Downing admits he didn’t realise at the time how badly injured he was. “I had a broken knee cap, that was all,” Downing said matter-of-factly. “I was walking, and I thought I just had a sore knee. I didn’t know what it was. It was probably the adrenalin. You don’t feel the pain. And when I got into hospital, I was most embarrassed when they put my whole leg in plaster.”
Today, Downing remains forever grateful to those who helped rescue them.
“Pilots can’t fly unless all the ground crew do their job and you’ve got to give tribute to them,” he said. “Without them you can’t operate … Now do I have any regrets? Yes. Years ago my daughter was in the navy serving in Darwin … An NCO made himself known to her, and he said, ‘I served in No. 2 Squadron under Wing Commander Downing. Are you any relation?’ When Wendy said, ‘Yes, he’s my Dad,’ he said, ‘I packed his parachute.’ So do I have any regrets? Yes. I didn’t meet that man, and say thank you, and shake his hand.” *
Downing and Pinches would call each other every year on the anniversary of the incident until Pinches passed away on Australia Day last year. For Pinches’ son Brad, the donation of the painting to the Memorial is particularly special.
“It’s pretty important for me,” Brad said. “It was a long period of not knowing, but at the same time, when we got the phone call to say they’d found dad, that was one of the happiest times of my life ...
“When you see the painting of what actually happened, it was a bit of a miracle that he did come through, and it’s just a great way of thanking the air force and all those that helped to find Dad. At the end of the day, they gave us a father for another 47 years.”
Brad has thanked those who rescued his father and has a full-size copy of the painting at home.
“I just know that everything stopped, and every plane that was available was out looking for them, and for them the reward was when Dad and John were found,” he said.
“He never made a big thing of this. In fact, he didn’t talk much about it at all. Not a lot of Vietnam guys did, they kept it quiet … and Dad was a fairly humble bloke …
“I remember Dad telling me the stories of the first night he was there – he saw the lights of the Viet torches coming towards him, and he was panicking because once the Viet Cong found you at that stage, you were in a bit of trouble, but they ended up being fireflies.”
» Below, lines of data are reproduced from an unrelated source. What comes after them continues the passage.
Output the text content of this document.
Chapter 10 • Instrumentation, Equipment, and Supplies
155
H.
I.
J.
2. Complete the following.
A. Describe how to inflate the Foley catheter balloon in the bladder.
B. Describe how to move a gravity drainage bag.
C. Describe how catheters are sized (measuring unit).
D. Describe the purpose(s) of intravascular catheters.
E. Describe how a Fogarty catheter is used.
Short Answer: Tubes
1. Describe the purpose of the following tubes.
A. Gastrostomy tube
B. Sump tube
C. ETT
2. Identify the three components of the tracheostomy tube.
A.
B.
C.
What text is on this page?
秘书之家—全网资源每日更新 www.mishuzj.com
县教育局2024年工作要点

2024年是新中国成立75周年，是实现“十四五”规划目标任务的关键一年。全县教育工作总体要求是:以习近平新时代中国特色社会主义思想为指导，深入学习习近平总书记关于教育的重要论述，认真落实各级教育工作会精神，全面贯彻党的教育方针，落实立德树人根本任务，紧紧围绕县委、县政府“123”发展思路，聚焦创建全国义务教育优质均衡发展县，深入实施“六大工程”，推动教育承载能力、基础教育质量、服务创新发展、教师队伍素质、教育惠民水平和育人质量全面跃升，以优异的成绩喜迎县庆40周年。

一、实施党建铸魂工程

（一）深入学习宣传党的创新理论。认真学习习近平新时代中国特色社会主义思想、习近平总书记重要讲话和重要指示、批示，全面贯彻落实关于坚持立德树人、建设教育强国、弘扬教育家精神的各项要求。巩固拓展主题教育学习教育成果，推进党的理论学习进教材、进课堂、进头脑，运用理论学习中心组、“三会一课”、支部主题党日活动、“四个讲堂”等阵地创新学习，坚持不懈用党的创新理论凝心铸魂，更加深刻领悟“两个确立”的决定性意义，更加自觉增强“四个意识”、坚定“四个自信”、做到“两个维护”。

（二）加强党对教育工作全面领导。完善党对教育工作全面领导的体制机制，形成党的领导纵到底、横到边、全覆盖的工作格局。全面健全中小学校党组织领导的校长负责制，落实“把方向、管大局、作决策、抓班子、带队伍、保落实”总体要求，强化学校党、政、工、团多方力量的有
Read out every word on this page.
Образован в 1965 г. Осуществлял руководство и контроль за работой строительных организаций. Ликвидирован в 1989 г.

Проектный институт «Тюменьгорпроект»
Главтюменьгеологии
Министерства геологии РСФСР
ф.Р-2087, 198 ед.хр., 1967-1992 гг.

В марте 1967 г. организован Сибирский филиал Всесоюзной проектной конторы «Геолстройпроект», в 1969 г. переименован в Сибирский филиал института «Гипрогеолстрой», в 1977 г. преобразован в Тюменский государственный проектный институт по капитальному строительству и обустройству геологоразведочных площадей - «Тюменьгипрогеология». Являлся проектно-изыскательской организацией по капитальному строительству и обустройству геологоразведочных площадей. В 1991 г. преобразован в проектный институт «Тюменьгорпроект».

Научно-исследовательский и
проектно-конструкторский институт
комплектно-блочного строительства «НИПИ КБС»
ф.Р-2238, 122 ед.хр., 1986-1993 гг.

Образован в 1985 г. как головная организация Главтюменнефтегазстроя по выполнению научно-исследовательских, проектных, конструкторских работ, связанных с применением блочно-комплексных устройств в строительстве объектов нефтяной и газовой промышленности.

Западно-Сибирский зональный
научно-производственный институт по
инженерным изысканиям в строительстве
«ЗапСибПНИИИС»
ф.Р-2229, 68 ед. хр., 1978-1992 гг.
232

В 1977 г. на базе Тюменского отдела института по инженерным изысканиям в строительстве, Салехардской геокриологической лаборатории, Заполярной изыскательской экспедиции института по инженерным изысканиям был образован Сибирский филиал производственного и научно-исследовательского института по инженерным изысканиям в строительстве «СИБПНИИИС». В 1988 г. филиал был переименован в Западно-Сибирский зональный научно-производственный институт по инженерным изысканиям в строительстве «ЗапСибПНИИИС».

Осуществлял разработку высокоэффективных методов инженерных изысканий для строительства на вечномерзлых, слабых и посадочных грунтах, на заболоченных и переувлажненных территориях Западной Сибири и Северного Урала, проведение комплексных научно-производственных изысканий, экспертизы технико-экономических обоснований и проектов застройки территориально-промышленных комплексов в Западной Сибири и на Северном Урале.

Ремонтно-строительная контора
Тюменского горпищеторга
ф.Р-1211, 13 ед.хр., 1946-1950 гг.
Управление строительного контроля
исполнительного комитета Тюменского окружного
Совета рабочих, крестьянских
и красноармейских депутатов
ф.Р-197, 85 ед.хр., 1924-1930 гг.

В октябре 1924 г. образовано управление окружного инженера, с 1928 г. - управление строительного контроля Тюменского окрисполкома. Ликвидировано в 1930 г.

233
Brad said his father would have been extremely proud the painting had been donated to the Memorial. “He would have been very humble, but he would have been chuffed,” he said. “He kept saying that was his role and he was just unlucky. He was in the wrong place at the wrong time. But he was always my hero.”
* John Downing has since met with the man who packed his parachute, Lindsay Tucker, and couldn't be happier.